As part of our PL Mega Corporate Month event, we recently hosted investor meetings with ABG Shipyard (ABG).
ABG has not witnessed any order book accretion in the last one year. However, the positive is that there have also been no order cancellations from their existing order book of Rs116 billion (unexecuted portion is Rs90 billion).
This is despite the large number of cancellations faced by the Chinese and Korean shipyards.
Of the entire book, the only order which is a cancellation suspect is one from Scan Shipping Norway amounting to Rs1 billion.
The orders for cargo vessels amount to 43% of the total order book, while OSV’s and rigs amount to 40% and 17%, respectively. The company’s order book is executable up to 2013-14.
ABG’s planned capex at Dahej amounts to Rs16.5 billion, of which Rs4.5 billion has been allocated towards the shipyard, while the remaining Rs12 billion is towards the rig yard.

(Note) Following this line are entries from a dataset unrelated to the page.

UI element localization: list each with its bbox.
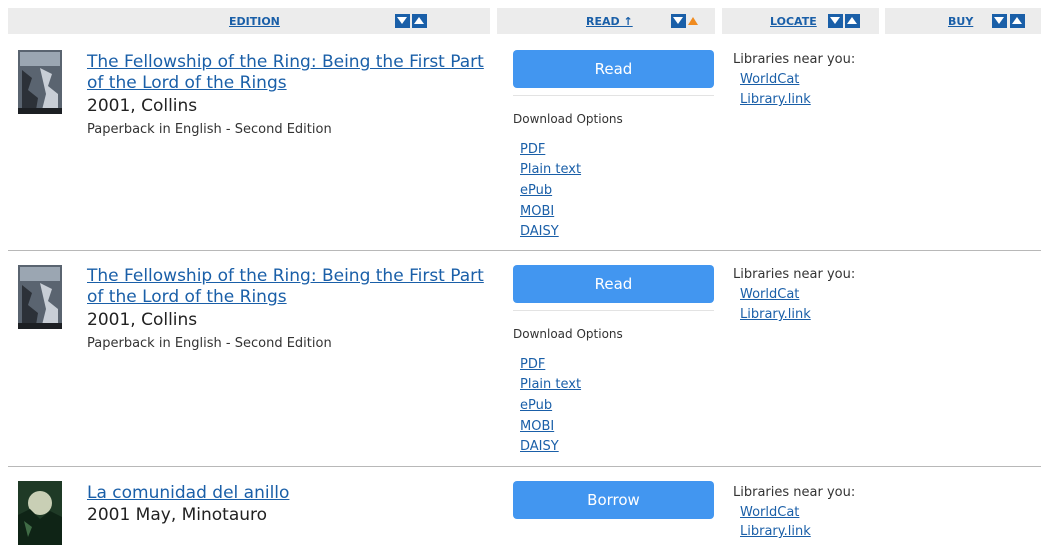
locate-sort-link[interactable]: LOCATE [770,15,817,28]
sort-ascending-icon[interactable] [845,14,860,28]
library-link-link[interactable]: Library.link [740,524,811,539]
library-link-link[interactable]: Library.link [740,92,811,107]
read-column-header: READ ↑ [497,8,715,34]
edition-publish-info: 2001, Collins [87,96,198,116]
edition-format: Paperback in English - Second Edition [87,122,332,137]
libraries-heading: Libraries near you: [733,52,856,67]
row-divider [8,250,1041,251]
edition-title-link[interactable]: The Fellowship of the Ring: Being the Fi… [87,266,487,308]
sort-descending-icon[interactable] [992,14,1007,28]
download-options-heading: Download Options [513,112,623,126]
divider [513,310,714,311]
sort-descending-icon[interactable] [671,14,686,28]
edition-title-link[interactable]: The Fellowship of the Ring: Being the Fi… [87,52,487,94]
download-mobi-link[interactable]: MOBI [520,204,554,219]
edition-title-link[interactable]: La comunidad del anillo [87,483,487,504]
edition-publish-info: 2001 May, Minotauro [87,505,268,525]
sort-ascending-icon[interactable] [1010,14,1025,28]
libraries-heading: Libraries near you: [733,485,856,500]
download-daisy-link[interactable]: DAISY [520,224,559,239]
download-pdf-link[interactable]: PDF [520,142,545,157]
sort-descending-icon[interactable] [828,14,843,28]
library-link-link[interactable]: Library.link [740,307,811,322]
locate-column-header: LOCATE [722,8,879,34]
download-mobi-link[interactable]: MOBI [520,419,554,434]
edition-column-header: EDITION [8,8,490,34]
worldcat-link[interactable]: WorldCat [740,287,799,302]
read-button[interactable]: Read [513,265,714,303]
download-daisy-link[interactable]: DAISY [520,439,559,454]
edition-publish-info: 2001, Collins [87,310,198,330]
read-button[interactable]: Read [513,50,714,88]
borrow-button[interactable]: Borrow [513,481,714,519]
book-cover-image[interactable] [18,265,62,329]
download-plain-text-link[interactable]: Plain text [520,377,581,392]
download-options-heading: Download Options [513,327,623,341]
download-epub-link[interactable]: ePub [520,398,552,413]
sort-ascending-active-icon[interactable] [686,14,701,28]
sort-descending-icon[interactable] [395,14,410,28]
libraries-heading: Libraries near you: [733,267,856,282]
buy-sort-link[interactable]: BUY [948,15,973,28]
worldcat-link[interactable]: WorldCat [740,72,799,87]
download-pdf-link[interactable]: PDF [520,357,545,372]
read-sort-link[interactable]: READ ↑ [586,15,633,28]
download-plain-text-link[interactable]: Plain text [520,162,581,177]
download-epub-link[interactable]: ePub [520,183,552,198]
buy-column-header: BUY [885,8,1041,34]
edition-sort-link[interactable]: EDITION [229,15,280,28]
sort-ascending-icon[interactable] [412,14,427,28]
book-cover-image[interactable] [18,481,62,545]
worldcat-link[interactable]: WorldCat [740,505,799,520]
edition-format: Paperback in English - Second Edition [87,336,332,351]
divider [513,95,714,96]
book-cover-image[interactable] [18,50,62,114]
row-divider [8,466,1041,467]
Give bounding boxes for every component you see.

The company has already spent a total of Rs10.5 billion, while the balance will be spent in FY10.
The company is also installing the largest shiplift facility in the world at its Dahej rig yard. This will enable the company to build vessels of the largest dimensions.
ABG is in its last stage of acquiring Western India Shipyard. The scheme is still in the court, but is likely to get resolved shortly.
Western India Shipyard clocked in revenues of Rs750m in the current year as against the highest revenues of Rs600m reported in its history. It also made marginal profits in FY09. Till date, ABG has spent Rs150m towards up-gradation of the yard.
Based on PER excluding subsidy, ABG is currently trading at 6x FY10 and 4.3x FY11. The PER with subsidy is 4x FY10 and 3.4x FY11. We continue to maintain ACCUMULATE rating on the stock.